第34話 二人目
「ちょっと待ってて。美卯ちゃん、連れてくるね」
「あぁ、わかった」
スマートフォンで桜場美卯に連絡を取ったのだろう。色々と操作をした後、華梨は校舎に戻っていった。1人で待たされることに。腕を組んで、壁に背をもたれさせて帰りを待つ。校舎の影で薄暗くなっている場所に、部活で練習をしている生徒たちの元気な声が響いてくる。あと、どれくらい待てばいいのか。
「オイ。一体、どこに連れて行く気だ華梨!」
「お待たせ」
「ん? 誰か居るのか」
怒りを帯びたような女子の声が聞こえてきた。そして、華梨の声。ちゃんと、桜場美卯を連れてきたらしい。
「……ッ! お前は」
「どうも。中井祐一です」
仮面を被った俺の顔を見た瞬間、華梨が連れてきた女子生徒は驚いたような表情を浮かべていた。彼女が、桜場美卯なのだろう。黒髪でメガネを掛けた知的な女性だ。華梨は、彼女のことを優等生と言っていたか。そのイメージする通りの女性だった。
ただし、見た目とは裏腹に口が少々悪いようだ。
「なんで、コイツがココにいる? 何が目的だ?」
俺と華梨を交互に見ながら、目的を問いただそうとする桜場さん。何故か俺は憎むような視線を向けられる。彼女に何かしてしまったのだろうか。覚えが無いが。
「この前、相談したいことがあるって言ってたの覚えてる?」
「ん? あぁ。確か、姉さんに友達のことで聞きたい事があるって。……コイツが、その友達?」
「そう」
とりあえず、華梨に任せて俺は黙っておく。事前に色々と手回しをしてくれていたようなので。
「は? なんで、私がコイツの!」
「あれ? 祐一のこと嫌いなの?」
すごく拒絶されている。何故か俺は桜場さんに、ものすごく嫌われているようだ。でも何故だろう。彼女に嫌われるようなことをした覚えは無いんだけど。関わりも、特に無かったはずだし。

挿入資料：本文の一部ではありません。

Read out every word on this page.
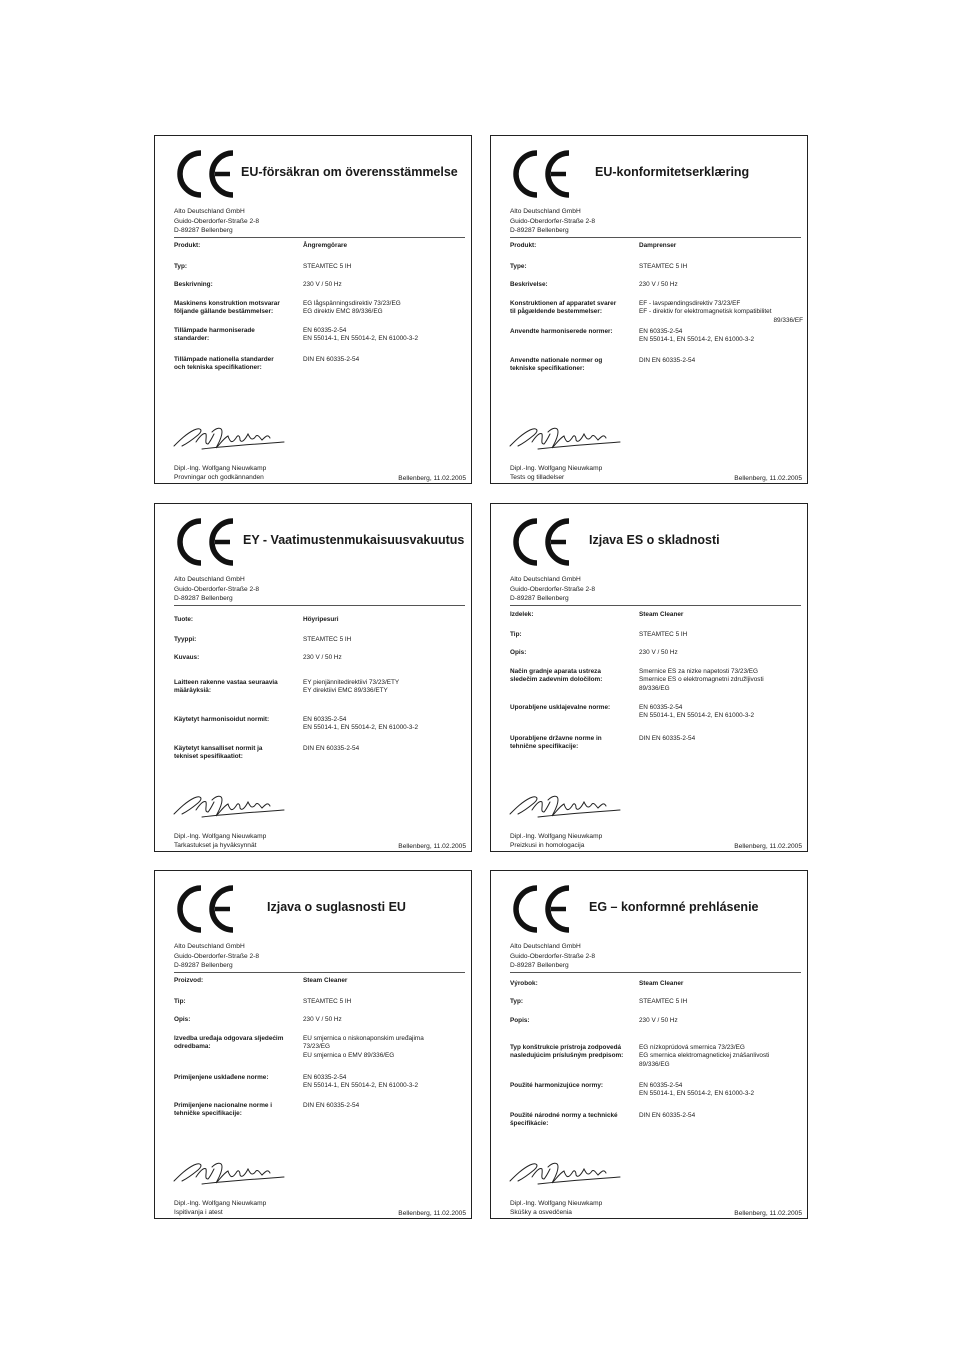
EU-försäkran om överensstämmelse
Alto Deutschland GmbH
Guido-Oberdorfer-Straße 2-8
D-89287 Bellenberg
Produkt:	Ångremgörare
Typ:	STEAMTEC 5 IH
Beskrivning:	230 V / 50 Hz
Maskinens konstruktion motsvarar
följande gällande bestämmelser:
EG lågspänningsdirektiv 73/23/EG
EG direktiv EMC 89/336/EG
Tillämpade harmoniserade
standarder:
EN 60335-2-54
EN 55014-1, EN 55014-2, EN 61000-3-2
Tillämpade nationella standarder
och tekniska specifikationer:
DIN EN 60335-2-54
Dipl.-Ing. Wolfgang Nieuwkamp
Provningar och godkännanden	Bellenberg, 11.02.2005
EU-konformitetserklæring
Alto Deutschland GmbH
Guido-Oberdorfer-Straße 2-8
D-89287 Bellenberg
Produkt:	Damprenser
Type:	STEAMTEC 5 IH
Beskrivelse:	230 V / 50 Hz
Konstruktionen af apparatet svarer
til pågældende bestemmelser:
EF - lavspændingsdirektiv 73/23/EF
EF - direktiv for elektromagnetisk kompatibilitet
89/336/EF
Anvendte harmoniserede normer:	EN 60335-2-54
EN 55014-1, EN 55014-2, EN 61000-3-2
Anvendte nationale normer og
tekniske specifikationer:
DIN EN 60335-2-54
Dipl.-Ing. Wolfgang Nieuwkamp
Tests og tilladelser	Bellenberg, 11.02.2005
EY - Vaatimustenmukaisuusvakuutus
Alto Deutschland GmbH
Guido-Oberdorfer-Straße 2-8
D-89287 Bellenberg
Tuote:	Höyripesuri
Tyyppi:	STEAMTEC 5 IH
Kuvaus:	230 V / 50 Hz
Laitteen rakenne vastaa seuraavia
määräyksiä:
EY pienjännitedirektiivi 73/23/ETY
EY direktiivi EMC 89/336/ETY
Käytetyt harmonisoidut normit:	EN 60335-2-54
EN 55014-1, EN 55014-2, EN 61000-3-2
Käytetyt kansalliset normit ja
tekniset spesifikaatiot:
DIN EN 60335-2-54
Dipl.-Ing. Wolfgang Nieuwkamp
Tarkastukset ja hyväksynnät	Bellenberg, 11.02.2005
Izjava ES o skladnosti
Alto Deutschland GmbH
Guido-Oberdorfer-Straße 2-8
D-89287 Bellenberg
Izdelek:	Steam Cleaner
Tip:	STEAMTEC 5 IH
Opis:	230 V / 50 Hz
Način gradnje aparata ustreza
sledečim zadevnim določilom:
Smernice ES za nizke napetosti 73/23/EG
Smernice ES o elektromagnetni združljivosti
89/336/EG
Uporabljene usklajevalne norme:	EN 60335-2-54
EN 55014-1, EN 55014-2, EN 61000-3-2
Uporabljene državne norme in
tehnične specifikacije:
DIN EN 60335-2-54
Dipl.-Ing. Wolfgang Nieuwkamp
Preizkusi in homologacija	Bellenberg, 11.02.2005
Izjava o suglasnosti EU
Alto Deutschland GmbH
Guido-Oberdorfer-Straße 2-8
D-89287 Bellenberg
Proizvod:	Steam Cleaner
Tip:	STEAMTEC 5 IH
Opis:	230 V / 50 Hz
Izvedba uređaja odgovara sljedećim
odredbama:
EU smjernica o niskonaponskim uređajima
73/23/EG
EU smjernica o EMV 89/336/EG
Primijenjene usklađene norme:	EN 60335-2-54
EN 55014-1, EN 55014-2, EN 61000-3-2
Primijenjene nacionalne norme i
tehničke specifikacije:
DIN EN 60335-2-54
Dipl.-Ing. Wolfgang Nieuwkamp
Ispitivanja i atest	Bellenberg, 11.02.2005
EG – konformné prehlásenie
Alto Deutschland GmbH
Guido-Oberdorfer-Straße 2-8
D-89287 Bellenberg
Výrobok:	Steam Cleaner
Typ:	STEAMTEC 5 IH
Popis:	230 V / 50 Hz
Typ konštrukcie prístroja zodpovedá
nasledujúcim príslušným predpisom:
EG nízkoprúdová smernica 73/23/EG
EG smernica elektromagnetickej znášanlivosti
89/336/EG
Použité harmonizujúce normy:	EN 60335-2-54
EN 55014-1, EN 55014-2, EN 61000-3-2
Použité národné normy a technické
špecifikácie:
DIN EN 60335-2-54
Dipl.-Ing. Wolfgang Nieuwkamp
Skúšky a osvedčenia	Bellenberg, 11.02.2005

「お、おい。ゆ、祐一、ってコイツのこと下の名前で呼んでんのか」
「うん、そうだよ。って、待って。もしかして、美卯は彼の名前を知ってた……?」
「クウッ……」
華梨に指摘されて、変な声を漏らして面倒くさそうに眉をひそめていた。どうやら図星を突かれたような反応で、不快そうな表情を浮かべている桜場さん。
「ねぇ、なんで?」
「な、なにが……」
「なんで彼の下の名前、知ってたの?」
「う……」
華梨に圧をかけられて居心地が悪そうな桜場さん。俺も蚊帳の外にされて、何だか疎外感を抱いて居心地が悪かった。ちょっと話がズレているような。

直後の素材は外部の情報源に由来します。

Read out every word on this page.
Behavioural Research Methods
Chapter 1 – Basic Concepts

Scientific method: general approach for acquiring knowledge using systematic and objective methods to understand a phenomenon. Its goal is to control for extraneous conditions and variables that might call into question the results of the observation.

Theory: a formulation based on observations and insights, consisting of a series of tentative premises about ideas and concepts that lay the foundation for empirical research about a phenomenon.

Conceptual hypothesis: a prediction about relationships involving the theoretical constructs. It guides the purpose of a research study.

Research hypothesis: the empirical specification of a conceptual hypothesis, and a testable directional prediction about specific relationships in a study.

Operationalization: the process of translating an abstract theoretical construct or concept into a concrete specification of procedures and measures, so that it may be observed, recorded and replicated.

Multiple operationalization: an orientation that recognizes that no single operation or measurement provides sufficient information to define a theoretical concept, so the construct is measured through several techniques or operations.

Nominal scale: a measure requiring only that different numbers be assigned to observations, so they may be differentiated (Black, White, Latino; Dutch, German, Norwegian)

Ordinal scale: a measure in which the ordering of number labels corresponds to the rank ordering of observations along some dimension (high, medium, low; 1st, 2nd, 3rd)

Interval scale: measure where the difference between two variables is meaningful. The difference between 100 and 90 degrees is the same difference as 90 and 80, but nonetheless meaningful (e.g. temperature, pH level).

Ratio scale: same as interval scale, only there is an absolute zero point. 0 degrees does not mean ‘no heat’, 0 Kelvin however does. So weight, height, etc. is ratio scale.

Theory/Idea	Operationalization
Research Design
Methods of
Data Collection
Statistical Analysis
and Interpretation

「ッ! ……テスト結果の順位表で名前を見てたんだよ」
「テスト? 順位表?」
「そう。コイツが毎回、私の上にランクインするから。めちゃくちゃ嫌な記憶として残ってたんだよ」
「へぇ。そうだったの」
あぁ、そう言えば俺も桜場美卯という名前に見覚えがあったのを、今思い出した。テスト結果の順位表だったのか。
「それで?」
「え?」
「どうして、コイツと仲良くなってんだ?」
「あー、えっと。実は、その事が今回の相談と関係していて……」
「は? どういうことだ」
どう説明するべきだろうか華梨は悩んでいた。なので俺は自分の被っている仮面をトントンと叩いてみせた。これ、外そうか?
「うん、そうだね祐一。彼女に一回、見せてもらえるかな」
「あぁ。分かった」
「あ? 何だ?」
ようやく出番を振られる。もう既に覚悟を決めていた。俺は被っていた仮面に手を添えて、ゆっくりと外した。ちょっと勿体ぶって、素顔を晒す。
「は?」
桜場さんが、口をあんぐりと開けて驚いている。先程の知的な表情から一転して、ものすごく馬鹿っぽい表情だった。